我正在尝试通过 spark 将数据插入到 redis(Azure Cache for Redis)。大约有 7 亿行,我正在使用spark-redis连接器插入数据。它在一段时间抛出此错误后失败。我可以插入一些行,但一段时间后,一些任务开始失败并出现以下错误。我正在浏览 jupyter 笔记本。
Caused by: redis.clients.jedis.exceptions.JedisConnectionException: java.net.SocketTimeoutException: Read timed out
at redis.clients.jedis.util.RedisInputStream.ensureFill(RedisInputStream.java:205)
at redis.clients.jedis.util.RedisInputStream.readByte(RedisInputStream.java:43)
at redis.clients.jedis.Protocol.process(Protocol.java:155)
at redis.clients.jedis.Protocol.read(Protocol.java:220)

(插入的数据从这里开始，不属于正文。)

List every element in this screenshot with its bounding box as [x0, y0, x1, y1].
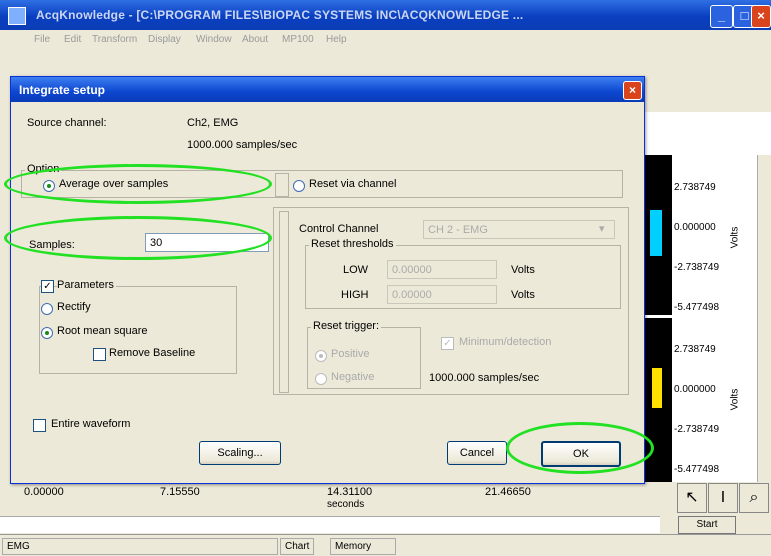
- volts-label: Volts: [511, 289, 535, 301]
- average-radio[interactable]: [43, 180, 55, 192]
- high-label: HIGH: [341, 289, 369, 301]
- waveform-integrated: [652, 368, 662, 408]
- negative-radio[interactable]: [315, 373, 327, 385]
- samples-input[interactable]: 30: [145, 233, 269, 252]
- vertical-scrollbar[interactable]: [757, 155, 771, 485]
- option-divider: [275, 173, 289, 197]
- zoom-tool-icon[interactable]: ⌕: [739, 483, 769, 513]
- parameters-checkbox[interactable]: ✓: [41, 280, 54, 293]
- time-tick: 7.15550: [160, 486, 200, 498]
- control-channel-label: Control Channel: [299, 223, 379, 235]
- menu-file[interactable]: File: [34, 34, 50, 45]
- rms-radio[interactable]: [41, 327, 53, 339]
- integrate-setup-dialog: Integrate setup × Source channel: Ch2, E…: [10, 76, 645, 484]
- dialog-title: Integrate setup: [19, 83, 106, 97]
- sample-rate: 1000.000 samples/sec: [187, 139, 298, 151]
- status-memory[interactable]: Memory: [330, 538, 396, 555]
- rms-label: Root mean square: [57, 325, 148, 337]
- scale-label: -2.738749: [674, 424, 720, 435]
- scale-label: 0.000000: [674, 222, 716, 233]
- menu-mp100[interactable]: MP100: [282, 34, 314, 45]
- dialog-close-button[interactable]: ×: [623, 81, 642, 100]
- volts-label: Volts: [511, 264, 535, 276]
- cancel-button[interactable]: Cancel: [447, 441, 507, 465]
- entire-waveform-checkbox[interactable]: [33, 419, 46, 432]
- control-channel-select[interactable]: CH 2 - EMG: [423, 220, 615, 239]
- minimum-checkbox[interactable]: ✓: [441, 337, 454, 350]
- chevron-down-icon[interactable]: ▾: [599, 222, 605, 235]
- status-bar: EMG Chart Memory: [0, 534, 771, 556]
- menu-bar: File Edit Transform Display Window About…: [0, 30, 771, 50]
- low-threshold-input[interactable]: 0.00000: [387, 260, 497, 279]
- positive-label: Positive: [331, 348, 370, 360]
- reset-via-channel-radio[interactable]: [293, 180, 305, 192]
- source-channel-value: Ch2, EMG: [187, 117, 239, 129]
- samples-label: Samples:: [29, 239, 75, 251]
- menu-about[interactable]: About: [242, 34, 268, 45]
- reset-trigger-legend: Reset trigger:: [311, 320, 382, 332]
- horizontal-scrollbar[interactable]: [0, 516, 660, 533]
- tool-palette: ↖ I ⌕: [677, 483, 771, 515]
- minimize-button[interactable]: _: [710, 5, 733, 28]
- average-label: Average over samples: [59, 178, 169, 190]
- ok-button[interactable]: OK: [541, 441, 621, 467]
- window-title: AcqKnowledge - [C:\PROGRAM FILES\BIOPAC …: [36, 8, 524, 22]
- unit-label: Volts: [729, 388, 741, 411]
- menu-help[interactable]: Help: [326, 34, 347, 45]
- negative-label: Negative: [331, 371, 375, 383]
- app-icon: [8, 7, 26, 25]
- high-threshold-input[interactable]: 0.00000: [387, 285, 497, 304]
- remove-baseline-checkbox[interactable]: [93, 348, 106, 361]
- main-title-bar[interactable]: AcqKnowledge - [C:\PROGRAM FILES\BIOPAC …: [0, 0, 771, 30]
- waveform-emg: [650, 210, 662, 256]
- time-tick: 21.46650: [485, 486, 531, 498]
- menu-window[interactable]: Window: [196, 34, 232, 45]
- menu-edit[interactable]: Edit: [64, 34, 81, 45]
- unit-label: Volts: [729, 226, 741, 249]
- reset-thresholds-legend: Reset thresholds: [309, 238, 396, 250]
- parameters-label: Parameters: [57, 279, 116, 291]
- scale-label: 0.000000: [674, 384, 716, 395]
- close-button[interactable]: ×: [751, 5, 771, 28]
- time-axis: 0.00000 7.15550 14.31100 seconds 21.4665…: [0, 482, 771, 516]
- rectify-radio[interactable]: [41, 303, 53, 315]
- time-tick: 14.31100: [327, 486, 373, 498]
- minimum-label: Minimum/detection: [459, 336, 552, 348]
- time-unit: seconds: [327, 499, 365, 510]
- menu-display[interactable]: Display: [148, 34, 181, 45]
- start-button[interactable]: Start: [678, 516, 736, 534]
- ibeam-tool-icon[interactable]: I: [708, 483, 738, 513]
- entire-waveform-label: Entire waveform: [51, 418, 131, 430]
- rectify-label: Rectify: [57, 301, 91, 313]
- scale-label: -5.477498: [674, 464, 720, 475]
- option-legend: Option: [25, 163, 62, 175]
- panel-divider: [279, 211, 289, 393]
- positive-radio[interactable]: [315, 350, 327, 362]
- scale-label: -2.738749: [674, 262, 720, 273]
- remove-baseline-label: Remove Baseline: [109, 347, 196, 359]
- amplitude-scale: 2.738749 0.000000 -2.738749 -5.477498 2.…: [672, 160, 747, 482]
- status-channel: EMG: [2, 538, 278, 555]
- low-label: LOW: [343, 264, 369, 276]
- scale-label: -5.477498: [674, 302, 720, 313]
- status-chart[interactable]: Chart: [280, 538, 314, 555]
- reset-via-channel-label: Reset via channel: [309, 178, 397, 190]
- dialog-title-bar[interactable]: Integrate setup ×: [11, 77, 644, 102]
- source-channel-label: Source channel:: [27, 117, 107, 129]
- menu-transform[interactable]: Transform: [92, 34, 137, 45]
- control-sample-rate: 1000.000 samples/sec: [429, 372, 540, 384]
- scale-label: 2.738749: [674, 182, 716, 193]
- time-tick: 0.00000: [24, 486, 64, 498]
- scaling-button[interactable]: Scaling...: [199, 441, 281, 465]
- arrow-tool-icon[interactable]: ↖: [677, 483, 707, 513]
- scale-label: 2.738749: [674, 344, 716, 355]
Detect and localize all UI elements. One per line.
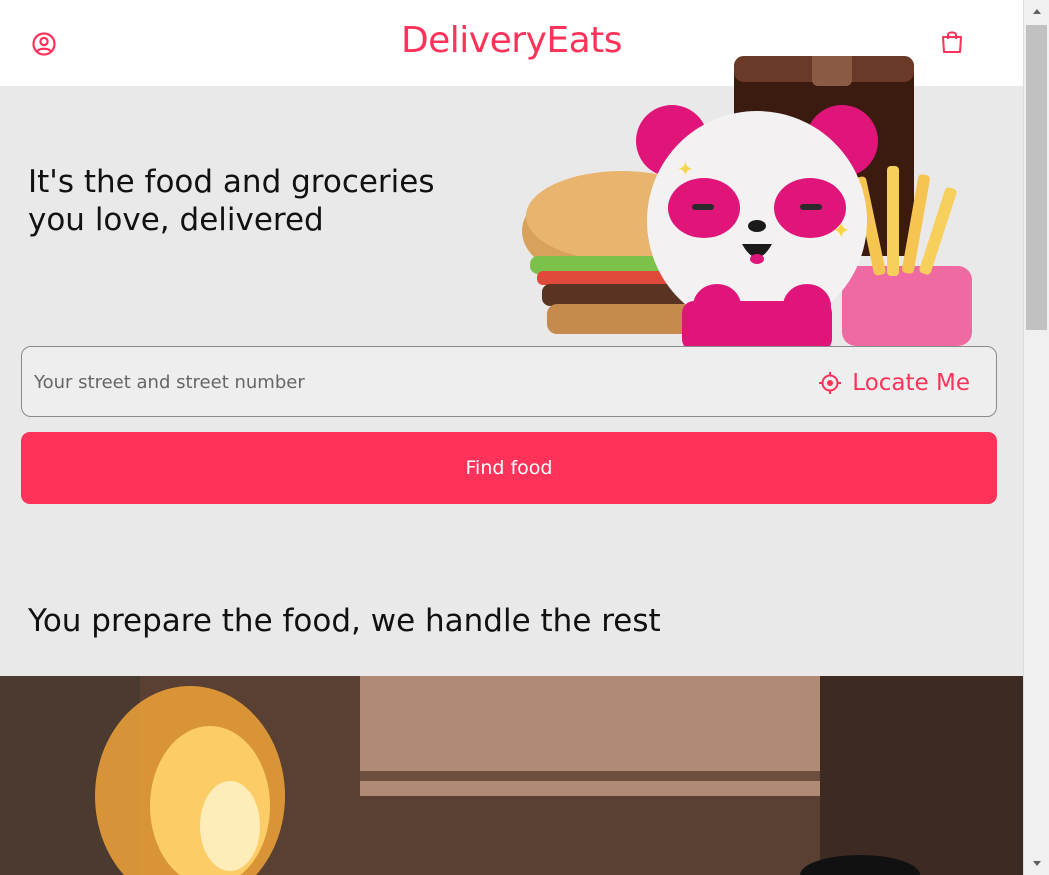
locate-me-button[interactable]: Locate Me (818, 366, 970, 400)
cart-button[interactable] (939, 28, 965, 56)
svg-text:✦: ✦ (832, 219, 850, 244)
arrow-down-icon (1033, 861, 1041, 866)
locate-me-label: Locate Me (852, 370, 970, 396)
kitchen-scene-image (0, 676, 1023, 875)
kitchen-photo (0, 676, 1023, 875)
address-field: Locate Me (21, 346, 997, 417)
hero-title: It's the food and groceries you love, de… (28, 164, 435, 238)
shopping-bag-icon (942, 31, 962, 53)
crosshair-icon (819, 372, 842, 394)
svg-text:✦: ✦ (677, 157, 694, 181)
brand-logo[interactable]: DeliveryEats (0, 20, 1023, 61)
find-food-button[interactable]: Find food (21, 432, 997, 504)
hero-section: It's the food and groceries you love, de… (0, 56, 1023, 676)
address-input[interactable] (34, 367, 774, 397)
scroll-up-button[interactable] (1024, 0, 1049, 22)
arrow-up-icon (1033, 9, 1041, 14)
section-title: You prepare the food, we handle the rest (28, 603, 661, 639)
hero-mascot-illustration: ✦ ✦ (522, 56, 972, 346)
scroll-thumb[interactable] (1026, 25, 1047, 330)
scroll-down-button[interactable] (1024, 853, 1049, 875)
vertical-scrollbar[interactable] (1023, 0, 1049, 875)
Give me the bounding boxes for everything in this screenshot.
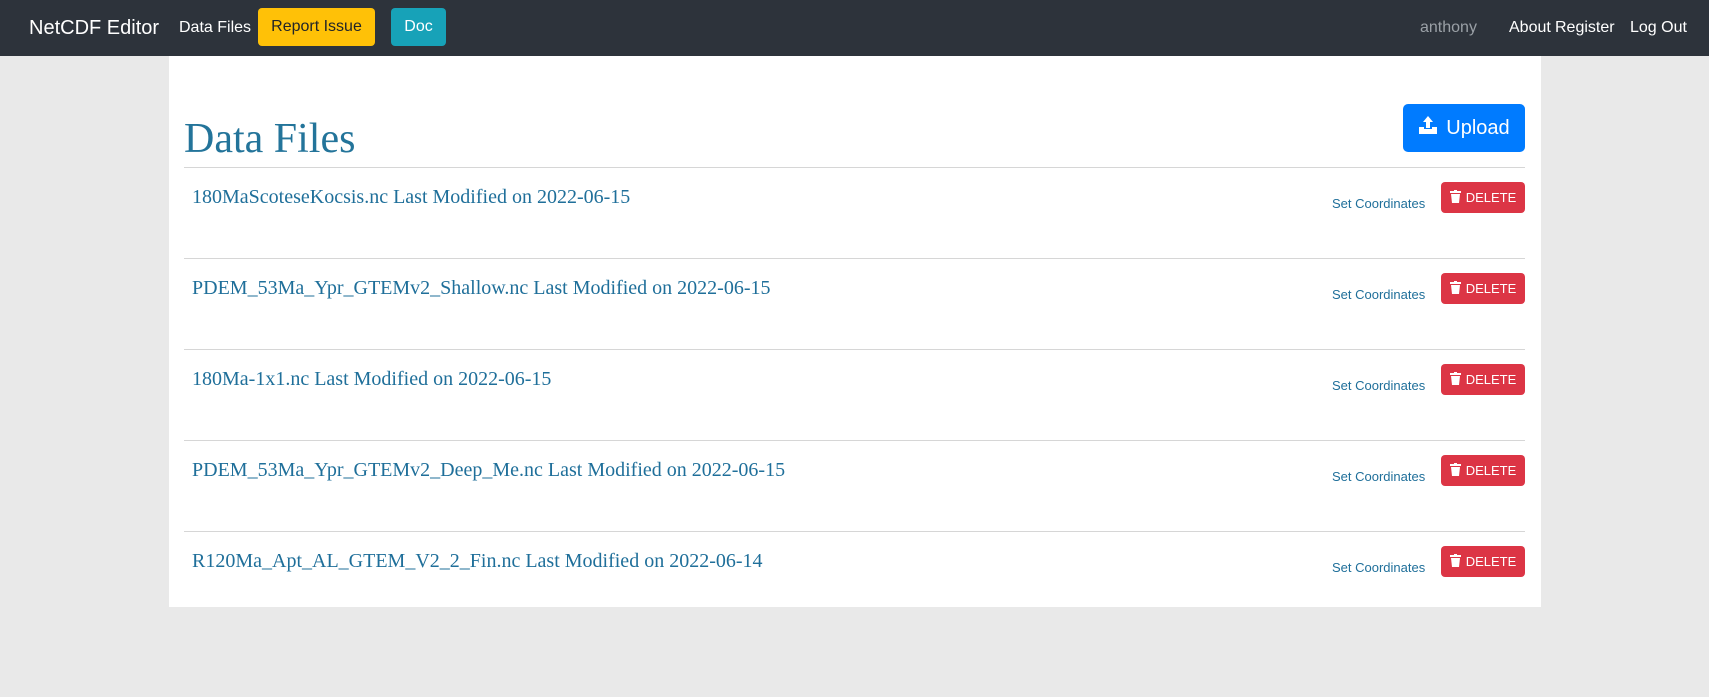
trash-icon	[1449, 280, 1461, 297]
delete-button[interactable]: DELETE	[1441, 273, 1525, 304]
delete-button[interactable]: DELETE	[1441, 546, 1525, 577]
nav-username[interactable]: anthony	[1420, 17, 1477, 39]
nav-data-files[interactable]: Data Files	[179, 17, 251, 39]
set-coordinates-link[interactable]: Set Coordinates	[1332, 469, 1425, 485]
file-link[interactable]: PDEM_53Ma_Ypr_GTEMv2_Shallow.nc Last Mod…	[192, 276, 770, 300]
file-row: PDEM_53Ma_Ypr_GTEMv2_Deep_Me.nc Last Mod…	[184, 441, 1525, 532]
file-row: R120Ma_Apt_AL_GTEM_V2_2_Fin.nc Last Modi…	[184, 532, 1525, 623]
trash-icon	[1449, 189, 1461, 206]
set-coordinates-link[interactable]: Set Coordinates	[1332, 287, 1425, 303]
file-link[interactable]: R120Ma_Apt_AL_GTEM_V2_2_Fin.nc Last Modi…	[192, 549, 763, 573]
upload-icon	[1418, 115, 1438, 141]
file-row: 180Ma-1x1.nc Last Modified on 2022-06-15…	[184, 350, 1525, 441]
upload-label: Upload	[1446, 116, 1510, 139]
nav-register[interactable]: Register	[1555, 17, 1615, 39]
nav-logout[interactable]: Log Out	[1630, 17, 1687, 39]
delete-label: DELETE	[1465, 281, 1517, 296]
delete-button[interactable]: DELETE	[1441, 364, 1525, 395]
delete-button[interactable]: DELETE	[1441, 455, 1525, 486]
file-link[interactable]: 180Ma-1x1.nc Last Modified on 2022-06-15	[192, 367, 551, 391]
doc-button[interactable]: Doc	[391, 8, 446, 46]
file-link[interactable]: PDEM_53Ma_Ypr_GTEMv2_Deep_Me.nc Last Mod…	[192, 458, 785, 482]
set-coordinates-link[interactable]: Set Coordinates	[1332, 378, 1425, 394]
delete-button[interactable]: DELETE	[1441, 182, 1525, 213]
page-title: Data Files	[184, 116, 356, 162]
top-navbar: NetCDF Editor Data Files Report Issue Do…	[0, 0, 1709, 56]
file-link[interactable]: 180MaScoteseKocsis.nc Last Modified on 2…	[192, 185, 630, 209]
file-row: PDEM_53Ma_Ypr_GTEMv2_Shallow.nc Last Mod…	[184, 259, 1525, 350]
set-coordinates-link[interactable]: Set Coordinates	[1332, 196, 1425, 212]
upload-button[interactable]: Upload	[1403, 104, 1525, 152]
nav-about[interactable]: About	[1509, 17, 1551, 39]
data-files-panel: Data Files Upload 180MaScoteseKocsis.nc …	[169, 56, 1541, 607]
trash-icon	[1449, 553, 1461, 570]
report-issue-button[interactable]: Report Issue	[258, 8, 375, 46]
delete-label: DELETE	[1465, 463, 1517, 478]
delete-label: DELETE	[1465, 372, 1517, 387]
trash-icon	[1449, 462, 1461, 479]
file-row: 180MaScoteseKocsis.nc Last Modified on 2…	[184, 168, 1525, 259]
delete-label: DELETE	[1465, 190, 1517, 205]
delete-label: DELETE	[1465, 554, 1517, 569]
trash-icon	[1449, 371, 1461, 388]
brand-logo-text[interactable]: NetCDF Editor	[29, 14, 159, 42]
set-coordinates-link[interactable]: Set Coordinates	[1332, 560, 1425, 576]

at redis.clients.jedis.Connection.readProtocolWithCheckingBroken(Connection.java:318)
at redis.clients.jedis.Connection.getStatusCodeReply(Connection.java:236)
at redis.clients.jedis.BinaryJedis.auth(BinaryJedis.java:2259)
at redis.clients.jedis.JedisFactory.makeObject(JedisFactory.java:119)
at org.apache.commons.pool2.impl.GenericObjectPool.create(GenericObjectPool.java:819)
at org.apache.commons.pool2.impl.GenericObjectPool.borrowObject(GenericObjectPool.java:429)
at org.apache.commons.pool2.impl.GenericObjectPool.borrowObject(GenericObjectPool.java:360)
at redis.clients.jedis.util.Pool.getResource(Pool.java:50)
... 27 more
Caused by: java.net.SocketTimeoutException: Read timed out
at java.net.SocketInputStream.socketRead0(Native Method)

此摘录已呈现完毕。